His eyes stayed fixed on her, steady as the waves, unflinching even as she raised the weapon higher. And when at last she met his gaze, something wordless passed between them again. A thread of understanding that could not be explained with words alone. Her grip tightened and her teeth clenched as she stepped forward. Each footfall was heavier than the last, as though the earth itself sought to hold her back.
The air thickened with tension, heavy enough to suffocate those who dared to take another breath.
Lukas continued to kneel, hands bound not by chains but by his promise.
"You want me to kill him?" Katrina asked.
Valkari shook her head. "I want you to hurt him."
Katrina's face was pale, but her eyes burned with a desperate resolve as she lifted the sword above her head.
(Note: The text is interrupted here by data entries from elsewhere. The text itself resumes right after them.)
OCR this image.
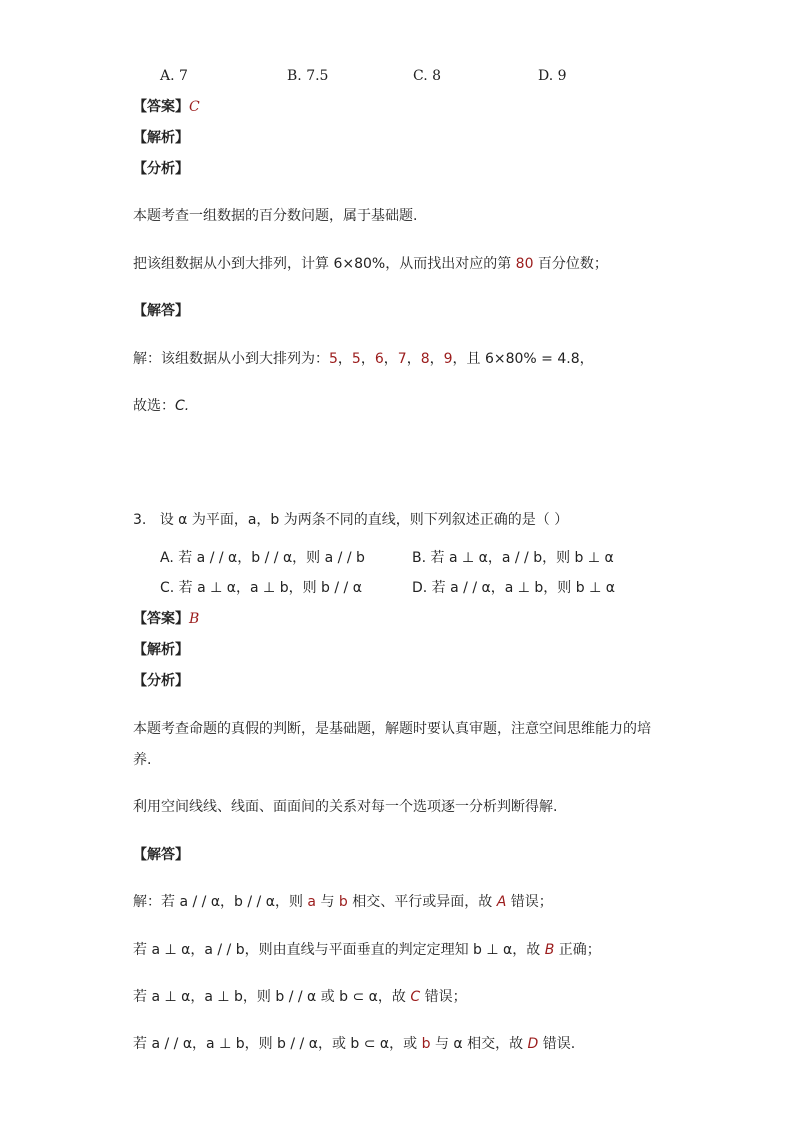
A. 7	B. 7.5	C. 8	D. 9
【答案】C
【解析】
【分析】
本题考查一组数据的百分数问题，属于基础题.
把该组数据从小到大排列，计算 6×80%，从而找出对应的第 80 百分位数；
【解答】
解：该组数据从小到大排列为：5，5，6，7，8，9，且 6×80% = 4.8，
故选：C.
3. 设 α 为平面，a，b 为两条不同的直线，则下列叙述正确的是（ ）
A. 若 a / / α，b / / α，则 a / / b	B. 若 a ⊥ α，a / / b，则 b ⊥ α
C. 若 a ⊥ α，a ⊥ b，则 b / / α	D. 若 a / / α，a ⊥ b，则 b ⊥ α
【答案】B
【解析】
【分析】
本题考查命题的真假的判断，是基础题，解题时要认真审题，注意空间思维能力的培
养.
利用空间线线、线面、面面间的关系对每一个选项逐一分析判断得解.
【解答】
解：若 a / / α，b / / α，则 a 与 b 相交、平行或异面，故 A 错误；
若 a ⊥ α，a / / b，则由直线与平面垂直的判定定理知 b ⊥ α，故 B 正确；
若 a ⊥ α，a ⊥ b，则 b / / α 或 b ⊂ α，故 C 错误；
若 a / / α，a ⊥ b，则 b / / α，或 b ⊂ α，或 b 与 α 相交，故 D 错误.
The world seemed to narrow to a single point: the arc of the blade, the heartbeat before the fall and the inevitable clash of blood and loyalty. And then, with a cry torn from the depths of her chest, the Warden of Kuria Prison brought the weapon down upon her own uncle, the Dragon Lord of the Seas.
In that moment, Katrina Drakos declared to the world where her loyalties truly lay.